The floating blastocyst takes another day or so to attach to the wall of the uterus and begin to draw nutrients from it. The basic structure of the placenta forms in about three weeks.

Well before then the embryonic cells are already “too old” to make ES cells. They have already become committed to more restricted fates. The initial flat sheet of embryonic cells folds and twists and grows to form a recognizable embryo, with a rudimentary head and a central cavity surrounded by three "layers" of cells. The cavity lengthens to form the gut. Cells in the innermost layer, the endoderm, make the lining of the gut and associated organs like the pancreas and liver. Cells in the middle layer, the mesoderm, form pretty much everything else on our inside: muscle, bone, heart, and kidneys, and all the connective tissues in between. Those cells in the outermost layer, the ectoderm, become skin and brain.

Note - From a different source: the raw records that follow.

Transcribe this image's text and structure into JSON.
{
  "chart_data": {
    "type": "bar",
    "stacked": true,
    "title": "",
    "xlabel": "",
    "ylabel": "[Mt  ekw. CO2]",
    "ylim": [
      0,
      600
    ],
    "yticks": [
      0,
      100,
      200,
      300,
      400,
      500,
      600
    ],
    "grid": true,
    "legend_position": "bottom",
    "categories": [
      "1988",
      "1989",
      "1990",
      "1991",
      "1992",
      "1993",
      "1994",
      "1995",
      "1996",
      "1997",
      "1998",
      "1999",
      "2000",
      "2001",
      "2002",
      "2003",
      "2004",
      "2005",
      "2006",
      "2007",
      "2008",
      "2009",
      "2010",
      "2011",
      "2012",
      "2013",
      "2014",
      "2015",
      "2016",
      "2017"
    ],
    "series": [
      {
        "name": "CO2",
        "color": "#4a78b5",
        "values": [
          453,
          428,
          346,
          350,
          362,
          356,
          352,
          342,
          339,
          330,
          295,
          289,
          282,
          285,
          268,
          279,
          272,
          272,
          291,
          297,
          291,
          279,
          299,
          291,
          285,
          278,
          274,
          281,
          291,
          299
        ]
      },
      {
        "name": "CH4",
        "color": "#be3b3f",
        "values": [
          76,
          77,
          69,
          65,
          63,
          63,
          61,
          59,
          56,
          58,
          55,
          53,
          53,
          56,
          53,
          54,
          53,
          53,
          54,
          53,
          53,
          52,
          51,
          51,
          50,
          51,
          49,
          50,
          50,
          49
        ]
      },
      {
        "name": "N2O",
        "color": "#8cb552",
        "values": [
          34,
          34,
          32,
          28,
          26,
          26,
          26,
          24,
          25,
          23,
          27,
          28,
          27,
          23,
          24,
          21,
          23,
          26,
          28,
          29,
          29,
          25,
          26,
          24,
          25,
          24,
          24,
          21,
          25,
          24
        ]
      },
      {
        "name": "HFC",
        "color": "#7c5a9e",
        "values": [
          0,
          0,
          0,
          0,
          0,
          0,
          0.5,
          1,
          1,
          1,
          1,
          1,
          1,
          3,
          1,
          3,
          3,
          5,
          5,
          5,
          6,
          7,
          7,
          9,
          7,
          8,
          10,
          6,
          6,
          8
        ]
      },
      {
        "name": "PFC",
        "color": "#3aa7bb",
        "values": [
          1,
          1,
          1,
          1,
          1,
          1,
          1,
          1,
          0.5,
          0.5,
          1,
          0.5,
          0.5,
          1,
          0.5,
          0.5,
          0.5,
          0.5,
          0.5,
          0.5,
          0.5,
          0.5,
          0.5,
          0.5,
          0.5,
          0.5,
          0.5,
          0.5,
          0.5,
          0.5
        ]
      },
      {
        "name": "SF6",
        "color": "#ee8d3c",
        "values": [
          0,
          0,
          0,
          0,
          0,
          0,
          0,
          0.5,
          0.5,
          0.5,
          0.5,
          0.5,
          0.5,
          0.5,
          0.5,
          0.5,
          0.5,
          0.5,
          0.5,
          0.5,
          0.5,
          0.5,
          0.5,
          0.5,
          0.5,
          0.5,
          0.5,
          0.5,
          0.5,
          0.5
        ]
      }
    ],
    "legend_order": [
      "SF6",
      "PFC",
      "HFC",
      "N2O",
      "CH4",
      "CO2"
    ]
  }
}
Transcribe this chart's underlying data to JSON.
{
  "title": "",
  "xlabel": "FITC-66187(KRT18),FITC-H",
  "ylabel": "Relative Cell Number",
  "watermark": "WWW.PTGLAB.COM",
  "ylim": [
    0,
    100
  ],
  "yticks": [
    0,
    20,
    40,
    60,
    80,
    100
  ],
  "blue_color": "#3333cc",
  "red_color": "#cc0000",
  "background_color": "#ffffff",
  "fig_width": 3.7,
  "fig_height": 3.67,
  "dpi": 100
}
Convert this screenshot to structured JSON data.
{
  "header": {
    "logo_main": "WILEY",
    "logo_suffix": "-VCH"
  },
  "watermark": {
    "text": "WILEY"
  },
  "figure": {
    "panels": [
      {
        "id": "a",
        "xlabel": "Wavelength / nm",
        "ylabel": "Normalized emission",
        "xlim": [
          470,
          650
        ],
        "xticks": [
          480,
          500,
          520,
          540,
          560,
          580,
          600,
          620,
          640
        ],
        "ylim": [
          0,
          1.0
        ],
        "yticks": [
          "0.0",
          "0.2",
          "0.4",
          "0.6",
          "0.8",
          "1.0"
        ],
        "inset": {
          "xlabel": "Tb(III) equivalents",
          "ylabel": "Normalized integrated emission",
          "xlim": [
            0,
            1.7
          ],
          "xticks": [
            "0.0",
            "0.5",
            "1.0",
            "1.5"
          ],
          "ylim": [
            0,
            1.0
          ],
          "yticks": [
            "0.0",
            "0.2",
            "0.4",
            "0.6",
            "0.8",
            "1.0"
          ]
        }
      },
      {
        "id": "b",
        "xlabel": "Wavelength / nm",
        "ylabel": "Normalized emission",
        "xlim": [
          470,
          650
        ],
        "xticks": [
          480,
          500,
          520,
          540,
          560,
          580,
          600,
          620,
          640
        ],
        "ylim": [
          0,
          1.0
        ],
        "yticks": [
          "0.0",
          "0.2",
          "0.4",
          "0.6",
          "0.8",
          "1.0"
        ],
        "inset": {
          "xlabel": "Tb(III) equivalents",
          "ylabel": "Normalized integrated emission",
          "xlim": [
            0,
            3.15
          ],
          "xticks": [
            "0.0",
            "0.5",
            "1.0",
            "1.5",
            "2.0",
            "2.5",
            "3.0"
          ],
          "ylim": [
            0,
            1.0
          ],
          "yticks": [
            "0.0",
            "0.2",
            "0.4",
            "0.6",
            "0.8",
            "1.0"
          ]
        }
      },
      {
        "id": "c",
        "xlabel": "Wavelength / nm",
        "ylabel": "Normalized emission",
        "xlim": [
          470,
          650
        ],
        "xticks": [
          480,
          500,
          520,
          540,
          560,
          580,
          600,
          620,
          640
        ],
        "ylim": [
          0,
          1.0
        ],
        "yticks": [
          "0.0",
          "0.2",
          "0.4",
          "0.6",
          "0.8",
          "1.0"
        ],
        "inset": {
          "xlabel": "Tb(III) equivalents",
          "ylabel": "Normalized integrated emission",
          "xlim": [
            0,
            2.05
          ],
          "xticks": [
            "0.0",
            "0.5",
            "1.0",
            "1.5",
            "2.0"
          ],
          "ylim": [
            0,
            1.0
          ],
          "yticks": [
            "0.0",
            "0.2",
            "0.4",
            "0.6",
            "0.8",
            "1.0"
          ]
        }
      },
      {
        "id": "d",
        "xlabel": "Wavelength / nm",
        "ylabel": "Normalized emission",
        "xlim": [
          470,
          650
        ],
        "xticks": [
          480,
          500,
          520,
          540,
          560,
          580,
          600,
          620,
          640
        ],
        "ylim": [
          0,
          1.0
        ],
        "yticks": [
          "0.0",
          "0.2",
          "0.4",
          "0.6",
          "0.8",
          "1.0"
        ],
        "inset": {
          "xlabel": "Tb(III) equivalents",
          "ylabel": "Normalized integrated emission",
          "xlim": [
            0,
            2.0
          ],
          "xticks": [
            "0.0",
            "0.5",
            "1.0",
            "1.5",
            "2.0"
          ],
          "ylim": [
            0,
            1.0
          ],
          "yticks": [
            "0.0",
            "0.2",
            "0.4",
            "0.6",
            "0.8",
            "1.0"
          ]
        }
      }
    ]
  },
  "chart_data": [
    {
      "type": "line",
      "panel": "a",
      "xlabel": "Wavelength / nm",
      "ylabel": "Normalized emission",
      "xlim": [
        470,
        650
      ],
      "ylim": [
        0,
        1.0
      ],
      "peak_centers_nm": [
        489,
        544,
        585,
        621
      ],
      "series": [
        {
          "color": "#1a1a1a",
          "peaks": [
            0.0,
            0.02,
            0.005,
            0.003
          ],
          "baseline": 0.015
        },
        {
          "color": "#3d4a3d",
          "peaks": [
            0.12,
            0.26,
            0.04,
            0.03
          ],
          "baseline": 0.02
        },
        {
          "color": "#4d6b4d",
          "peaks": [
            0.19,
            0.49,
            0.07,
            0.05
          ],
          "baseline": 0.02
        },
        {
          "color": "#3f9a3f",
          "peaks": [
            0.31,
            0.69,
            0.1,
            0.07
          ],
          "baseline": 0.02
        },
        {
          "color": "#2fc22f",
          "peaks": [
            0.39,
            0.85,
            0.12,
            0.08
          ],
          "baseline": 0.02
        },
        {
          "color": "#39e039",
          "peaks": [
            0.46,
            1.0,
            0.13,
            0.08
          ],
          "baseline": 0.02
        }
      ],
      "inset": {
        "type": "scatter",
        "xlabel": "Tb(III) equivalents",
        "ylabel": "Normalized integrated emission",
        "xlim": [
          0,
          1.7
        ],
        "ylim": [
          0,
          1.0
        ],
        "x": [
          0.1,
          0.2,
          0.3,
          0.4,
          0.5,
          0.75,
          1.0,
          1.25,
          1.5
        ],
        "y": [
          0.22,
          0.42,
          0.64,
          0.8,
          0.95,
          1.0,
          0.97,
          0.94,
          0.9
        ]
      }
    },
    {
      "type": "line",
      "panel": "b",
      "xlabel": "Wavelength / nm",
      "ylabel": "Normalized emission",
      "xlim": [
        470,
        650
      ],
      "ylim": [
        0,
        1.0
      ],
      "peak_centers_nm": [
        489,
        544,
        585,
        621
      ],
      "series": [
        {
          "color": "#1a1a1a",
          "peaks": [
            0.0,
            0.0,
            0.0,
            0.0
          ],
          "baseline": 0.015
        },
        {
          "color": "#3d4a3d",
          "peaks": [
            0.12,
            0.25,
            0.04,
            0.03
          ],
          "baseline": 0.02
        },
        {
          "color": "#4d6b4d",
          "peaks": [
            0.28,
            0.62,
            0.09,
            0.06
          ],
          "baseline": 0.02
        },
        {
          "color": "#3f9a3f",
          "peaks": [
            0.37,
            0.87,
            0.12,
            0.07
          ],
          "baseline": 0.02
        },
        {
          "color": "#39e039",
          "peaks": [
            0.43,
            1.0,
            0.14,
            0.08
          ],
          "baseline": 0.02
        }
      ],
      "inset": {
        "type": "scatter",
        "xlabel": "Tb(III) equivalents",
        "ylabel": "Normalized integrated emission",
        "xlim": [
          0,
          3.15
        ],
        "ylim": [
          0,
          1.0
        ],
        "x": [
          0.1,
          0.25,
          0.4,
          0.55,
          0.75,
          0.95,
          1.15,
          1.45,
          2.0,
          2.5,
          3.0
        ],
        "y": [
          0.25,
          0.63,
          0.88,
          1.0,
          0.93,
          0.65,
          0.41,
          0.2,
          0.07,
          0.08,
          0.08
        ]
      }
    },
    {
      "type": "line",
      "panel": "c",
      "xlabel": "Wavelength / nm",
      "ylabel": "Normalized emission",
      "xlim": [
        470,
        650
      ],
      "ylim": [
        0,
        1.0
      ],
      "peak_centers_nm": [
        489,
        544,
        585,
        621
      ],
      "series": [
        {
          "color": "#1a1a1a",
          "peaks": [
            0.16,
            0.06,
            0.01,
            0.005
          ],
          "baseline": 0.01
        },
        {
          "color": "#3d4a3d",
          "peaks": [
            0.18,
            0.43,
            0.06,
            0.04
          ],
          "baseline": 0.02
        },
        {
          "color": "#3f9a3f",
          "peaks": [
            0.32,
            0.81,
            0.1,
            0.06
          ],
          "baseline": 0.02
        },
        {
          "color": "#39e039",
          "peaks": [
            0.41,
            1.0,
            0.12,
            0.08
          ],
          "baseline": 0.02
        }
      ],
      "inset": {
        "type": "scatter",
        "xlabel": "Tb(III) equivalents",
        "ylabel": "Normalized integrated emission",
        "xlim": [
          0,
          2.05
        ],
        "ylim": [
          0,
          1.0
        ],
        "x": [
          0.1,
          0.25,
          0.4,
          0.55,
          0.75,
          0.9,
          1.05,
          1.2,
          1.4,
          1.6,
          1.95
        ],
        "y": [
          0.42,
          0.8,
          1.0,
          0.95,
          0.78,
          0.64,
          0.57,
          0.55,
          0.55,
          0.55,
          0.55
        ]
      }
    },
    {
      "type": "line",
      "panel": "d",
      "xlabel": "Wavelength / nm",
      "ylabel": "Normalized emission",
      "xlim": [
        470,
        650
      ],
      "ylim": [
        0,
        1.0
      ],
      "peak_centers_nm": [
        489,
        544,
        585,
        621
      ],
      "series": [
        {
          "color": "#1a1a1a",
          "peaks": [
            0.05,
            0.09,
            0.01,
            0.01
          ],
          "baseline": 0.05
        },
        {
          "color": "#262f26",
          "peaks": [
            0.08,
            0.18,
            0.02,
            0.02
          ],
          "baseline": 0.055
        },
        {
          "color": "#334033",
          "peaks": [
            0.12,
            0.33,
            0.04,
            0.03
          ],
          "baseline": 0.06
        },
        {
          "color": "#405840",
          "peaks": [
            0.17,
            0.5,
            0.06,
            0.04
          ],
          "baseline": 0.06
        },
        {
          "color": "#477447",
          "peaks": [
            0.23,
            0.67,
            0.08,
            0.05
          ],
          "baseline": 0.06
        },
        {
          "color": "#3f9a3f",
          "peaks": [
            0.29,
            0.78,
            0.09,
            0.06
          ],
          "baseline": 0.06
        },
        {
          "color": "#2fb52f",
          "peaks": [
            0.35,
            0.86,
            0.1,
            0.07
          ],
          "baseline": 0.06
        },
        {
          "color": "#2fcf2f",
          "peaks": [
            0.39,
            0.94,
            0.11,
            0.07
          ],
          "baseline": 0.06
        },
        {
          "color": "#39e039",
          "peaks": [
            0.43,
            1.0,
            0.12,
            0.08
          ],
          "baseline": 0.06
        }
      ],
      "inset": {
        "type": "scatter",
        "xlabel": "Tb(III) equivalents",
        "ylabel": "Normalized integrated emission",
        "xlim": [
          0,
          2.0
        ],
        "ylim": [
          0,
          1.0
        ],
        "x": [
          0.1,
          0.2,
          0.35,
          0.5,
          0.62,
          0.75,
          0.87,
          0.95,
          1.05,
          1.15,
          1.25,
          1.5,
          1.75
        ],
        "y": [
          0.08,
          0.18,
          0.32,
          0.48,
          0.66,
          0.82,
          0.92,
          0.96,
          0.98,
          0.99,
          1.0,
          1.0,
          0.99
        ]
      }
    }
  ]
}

By about eight weeks after fertilization, all the major structures and tissues of a human body, including the heart and even the eyelids, are in place, although they've still got a lot of developing to do. The result, less than 4 centimetres (1.5 inches) long, is now called a fetus.

As pregnancy continues, stem cells become more and more specialized. Fetuses and adults have many types of stem cells, but each type generally makes fewer different kinds of cells than stem cells from earlier stages in development. The so-called bronchoalveolar stem cells found in the lungs in adults, for example, make only cells found in particular parts of the lung.